4. The noise reduction structure for a noise-reducing fan according to claim 1, characterized in that, Also includes: A fixing block is disposed at the axis of the noise reduction ring. Each connecting component includes multiple connectors located on the same axis. The two ends of the connectors near the fan mounting plate are respectively connected to the fan mounting plate and the adjacent noise reduction ring. The two ends of the connectors near the fixing block are respectively connected to the fixing block and the adjacent noise reduction ring. The two ends of the remaining connectors are respectively connected to two adjacent noise reduction rings.
5. The noise reduction structure for a noise-reducing fan according to claim 4, characterized in that, The connector has a second protrusion on the side facing the fan body. The second protrusion is triangular and the included angle of the second protrusion is in the range of 30° to 90°.
6. The noise reduction structure according to claim 4, characterized in that, The connecting components are provided in eight groups, and the included angle between two adjacent connecting components is 45°.
7. The noise reduction structure for a noise-reducing fan according to claim 4, characterized in that, The fan mounting plate is detachably mounted on one side of the fan base, and the fan body is detachably mounted on the other side of the fan base, with the fan body blowing air in the direction of the noise reduction structure.
8. The noise reduction structure for a noise-reducing fan according to claim 7, characterized in that, The noise-reducing fan also includes a vibration-damping structure, which includes: The shock-absorbing cotton has a mounting groove on the side of the fan base facing the fan mounting plate. One side of the shock-absorbing cotton is detachably installed in the mounting groove. One side of the fan body has an abutment part. After the abutment part passes through the fan base, the other side of the shock-absorbing cotton abuts against the abutment part.

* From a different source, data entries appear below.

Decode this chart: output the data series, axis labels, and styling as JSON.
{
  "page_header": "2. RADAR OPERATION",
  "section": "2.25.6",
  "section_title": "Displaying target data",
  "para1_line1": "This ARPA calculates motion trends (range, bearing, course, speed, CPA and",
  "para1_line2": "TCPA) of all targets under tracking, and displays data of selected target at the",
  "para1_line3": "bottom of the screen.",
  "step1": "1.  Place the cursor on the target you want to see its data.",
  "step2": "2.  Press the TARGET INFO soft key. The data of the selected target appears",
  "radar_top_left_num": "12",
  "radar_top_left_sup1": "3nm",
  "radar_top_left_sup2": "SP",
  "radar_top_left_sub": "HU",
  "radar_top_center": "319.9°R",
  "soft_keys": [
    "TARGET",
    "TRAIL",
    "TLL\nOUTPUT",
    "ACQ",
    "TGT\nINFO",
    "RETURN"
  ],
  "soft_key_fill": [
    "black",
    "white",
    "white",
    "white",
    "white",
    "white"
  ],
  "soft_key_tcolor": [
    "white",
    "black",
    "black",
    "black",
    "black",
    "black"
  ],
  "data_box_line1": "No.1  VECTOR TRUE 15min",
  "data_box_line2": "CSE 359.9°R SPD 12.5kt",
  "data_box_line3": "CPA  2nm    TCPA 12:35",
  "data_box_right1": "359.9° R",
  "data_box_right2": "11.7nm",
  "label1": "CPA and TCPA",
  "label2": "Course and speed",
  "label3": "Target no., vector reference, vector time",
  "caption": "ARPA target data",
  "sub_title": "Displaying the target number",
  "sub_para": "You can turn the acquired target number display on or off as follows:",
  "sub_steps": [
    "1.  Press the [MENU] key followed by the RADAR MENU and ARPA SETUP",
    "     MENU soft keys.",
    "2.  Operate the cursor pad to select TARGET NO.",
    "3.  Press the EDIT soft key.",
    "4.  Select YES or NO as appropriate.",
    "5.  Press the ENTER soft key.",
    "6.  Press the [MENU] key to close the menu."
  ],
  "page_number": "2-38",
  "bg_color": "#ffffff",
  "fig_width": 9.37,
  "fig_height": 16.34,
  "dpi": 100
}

9. The noise reduction structure for a noise-reducing fan according to claim 8, characterized in that, The damping structure also includes: A shock absorber is attached to the side of the fixing block facing the fan body and abuts against the abutting part.
10. The noise reduction structure for a noise-reducing fan according to claim 7, characterized in that, The noise-reducing fan also includes a quick-release structure. The noise-reducing fan is installed on the refrigerator body. The quick-release structure includes two buckles located on both sides of the bottom of the fan mounting plate and two limiting members set on the refrigerator body corresponding to the two buckles. The buckles can be detachably abutted against the limiting members.